Sunday Experiment: Building a Private Claude Code Alternative

AI-Generated Update
building-in-public engineering ollama llm self-hosted
Sunday Experiment: Building a Private Claude Code Alternative

Sunday Experiment: Building a Private Claude Code Alternative

The Spark

It started, as most good experiments do, with a question: What would it take to build my own private alternative to Claude Code?

I use Claude Code regularly. It’s genuinely useful for software engineering tasks—understanding codebases, writing tests, refactoring, explaining complex logic. But there’s a friction point every time I use it: my code, my proprietary work, goes to Anthropic’s servers. For some projects, that’s fine. For others, it’s not.

The Sunday experiment began with a simple premise: Can I replicate enough of the Claude Code experience locally, using consumer hardware, without compromising on privacy or spending a fortune?

This is the story of what worked, what failed spectacularly, and what I learned along the way.


The Goal

Claude Code isn’t just a chatbot. It’s an agentic coding assistant that can:

  • Read and understand entire codebases
  • Execute commands and shell operations
  • Write, edit, and refactor code
  • Run tests and verify fixes
  • Maintain context across long coding sessions

Building a true alternative meant more than just running a model locally. It meant creating a stack that could:

  1. Run LLMs efficiently on home hardware
  2. Expose an OpenAI-compatible API for tooling integration
  3. Provide secure remote access (because I don’t always work from the same network)
  4. Actually be useful for real coding tasks

Constraints

Before diving in, I needed to be honest about the boundaries of this experiment:

  • Hardware: Limited to 16GB VRAM on a consumer GPU (4070 Ti Super), which forces aggressive quantization for larger models
  • Remote access: I wanted to run inference on my desktop but access it from my laptop, wherever I happened to be working
  • Time: This was a Sunday experiment, I needed something working quickly, not a production grade system
  • Expertise: I wanted minimal DevOps complexity; no Kubernetes, no custom CUDA kernels, no model surgery
  • Privacy: The entire point was fully local inference with no cloud fallback, so hybrid solutions were off the table
  • Budget: Zero additional spend using only hardware I already owned

These constraints shaped every decision that followed.


The Hardware

Here’s what I had available in my home office:

ComponentSpecification
OSUbuntu 22.04.5 LTS x86_64
CPUAMD Ryzen 7 4700G with Radeon Graphics (16 cores)
GPUNVIDIA 4070 Ti Super (16GB VRAM)
RAM32GB system RAM
StorageSSD with ~200GB free

On paper, this is a decent homelab setup.

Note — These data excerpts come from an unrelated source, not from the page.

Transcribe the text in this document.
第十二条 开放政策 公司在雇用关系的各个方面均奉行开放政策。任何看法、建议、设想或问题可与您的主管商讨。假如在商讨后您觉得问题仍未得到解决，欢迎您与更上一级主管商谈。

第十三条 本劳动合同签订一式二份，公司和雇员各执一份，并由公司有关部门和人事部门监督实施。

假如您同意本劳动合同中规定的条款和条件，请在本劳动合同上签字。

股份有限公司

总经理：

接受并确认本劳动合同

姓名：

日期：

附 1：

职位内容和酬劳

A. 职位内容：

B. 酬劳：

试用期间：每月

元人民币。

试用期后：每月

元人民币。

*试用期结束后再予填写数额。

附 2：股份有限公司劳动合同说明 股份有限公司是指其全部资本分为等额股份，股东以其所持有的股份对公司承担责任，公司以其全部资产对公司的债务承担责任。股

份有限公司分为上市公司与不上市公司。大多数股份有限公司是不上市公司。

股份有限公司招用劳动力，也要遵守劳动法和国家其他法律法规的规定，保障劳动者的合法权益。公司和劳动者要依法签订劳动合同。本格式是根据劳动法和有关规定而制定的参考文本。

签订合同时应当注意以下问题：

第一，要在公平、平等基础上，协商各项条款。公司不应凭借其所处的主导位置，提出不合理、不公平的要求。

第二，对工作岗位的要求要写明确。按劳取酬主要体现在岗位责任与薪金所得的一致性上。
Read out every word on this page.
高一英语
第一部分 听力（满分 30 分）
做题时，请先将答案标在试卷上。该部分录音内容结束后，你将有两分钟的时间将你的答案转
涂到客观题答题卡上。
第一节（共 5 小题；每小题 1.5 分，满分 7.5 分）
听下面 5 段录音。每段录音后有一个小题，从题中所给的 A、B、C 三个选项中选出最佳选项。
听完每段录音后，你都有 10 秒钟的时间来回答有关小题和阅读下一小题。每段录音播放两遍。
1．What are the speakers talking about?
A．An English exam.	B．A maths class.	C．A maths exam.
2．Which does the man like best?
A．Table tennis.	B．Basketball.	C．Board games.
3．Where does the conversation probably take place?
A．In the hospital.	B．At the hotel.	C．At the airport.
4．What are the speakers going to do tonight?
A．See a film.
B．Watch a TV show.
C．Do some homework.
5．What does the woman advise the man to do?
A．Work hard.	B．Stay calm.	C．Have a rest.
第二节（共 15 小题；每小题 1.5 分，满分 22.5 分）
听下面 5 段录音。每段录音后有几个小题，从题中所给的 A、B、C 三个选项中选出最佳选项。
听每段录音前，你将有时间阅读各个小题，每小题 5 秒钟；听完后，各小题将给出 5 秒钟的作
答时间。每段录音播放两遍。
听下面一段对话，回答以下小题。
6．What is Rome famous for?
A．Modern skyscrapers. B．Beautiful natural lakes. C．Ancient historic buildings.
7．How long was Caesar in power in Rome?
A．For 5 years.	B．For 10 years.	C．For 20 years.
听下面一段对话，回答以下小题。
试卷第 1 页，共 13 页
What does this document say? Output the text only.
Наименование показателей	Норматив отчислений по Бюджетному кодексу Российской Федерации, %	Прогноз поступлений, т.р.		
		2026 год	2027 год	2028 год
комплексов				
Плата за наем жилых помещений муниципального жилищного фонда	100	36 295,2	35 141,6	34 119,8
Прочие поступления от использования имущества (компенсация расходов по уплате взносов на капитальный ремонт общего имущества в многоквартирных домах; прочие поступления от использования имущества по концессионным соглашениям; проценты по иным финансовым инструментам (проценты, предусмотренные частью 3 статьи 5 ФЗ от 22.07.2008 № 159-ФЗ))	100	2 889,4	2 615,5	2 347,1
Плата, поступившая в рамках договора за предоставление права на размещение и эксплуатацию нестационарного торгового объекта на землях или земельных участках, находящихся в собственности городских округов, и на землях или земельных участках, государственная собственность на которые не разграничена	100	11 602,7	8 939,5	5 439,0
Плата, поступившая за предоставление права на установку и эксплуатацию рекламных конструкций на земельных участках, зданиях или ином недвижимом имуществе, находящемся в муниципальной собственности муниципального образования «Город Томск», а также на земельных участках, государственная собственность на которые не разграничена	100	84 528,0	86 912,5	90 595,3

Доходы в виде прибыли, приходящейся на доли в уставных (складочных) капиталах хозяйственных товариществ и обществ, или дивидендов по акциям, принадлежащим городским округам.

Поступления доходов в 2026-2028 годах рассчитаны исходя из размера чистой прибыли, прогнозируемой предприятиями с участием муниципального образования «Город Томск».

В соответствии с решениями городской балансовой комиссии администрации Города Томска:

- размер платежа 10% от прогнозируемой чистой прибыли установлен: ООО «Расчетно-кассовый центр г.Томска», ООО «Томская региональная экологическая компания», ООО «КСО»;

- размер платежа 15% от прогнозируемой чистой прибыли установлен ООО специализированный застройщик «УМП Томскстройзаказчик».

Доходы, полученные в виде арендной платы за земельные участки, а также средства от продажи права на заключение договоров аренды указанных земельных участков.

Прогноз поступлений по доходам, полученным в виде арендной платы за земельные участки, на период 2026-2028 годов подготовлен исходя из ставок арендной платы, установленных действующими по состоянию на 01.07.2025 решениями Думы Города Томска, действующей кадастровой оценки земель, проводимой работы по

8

The 4070 Ti Super with 16GB VRAM is often recommended for local LLM work. The Ryzen 7 4700G is no slouch either—8 cores, 16 threads, solid for multi-tasking.

Reality, as we’ll see, had other ideas.


Options Considered

Before settling on my final stack, I evaluated several approaches for each component:

LLM Inference Server

OptionProsConsVerdict
OllamaDead simple setup, good model library, active communityLess control over inference parameters✓ Chose this
LM StudioGUI-based, beginner-friendlyLess scriptable, harder to integrate with tooling
LocalAIOpenAI-compatible out of the boxSmaller model ecosystem, less active development

Remote Access

OptionProsConsVerdict
TailscaleZero-config, WireGuard-based, secure by defaultDepends on coordination server✓ Chose this
Port forwardingSimple conceptSecurity nightmare, exposes home network
Cloudflare TunnelFree, handles HTTPSMore complex, unnecessary for private use

The winning combination—Ollama + Tailscale + Opencode—optimized for simplicity and time-to-working-prototype over raw performance or flexibility.


Ollama

Ollama makes running local LLMs almost trivially simple. Instead of dealing with raw model weights, transformers libraries, and CUDA configurations, you get a single command:

ollama pull gpt-oss:20b
ollama serve

It handles the heavy lifting of model loading, quantization, and inference. The trade-off is less control, but for an experiment, that was acceptable.

Tailscale

I needed secure remote access. Opening ports on my home router is a non-starter for security reasons, and VPN configurations are tedious.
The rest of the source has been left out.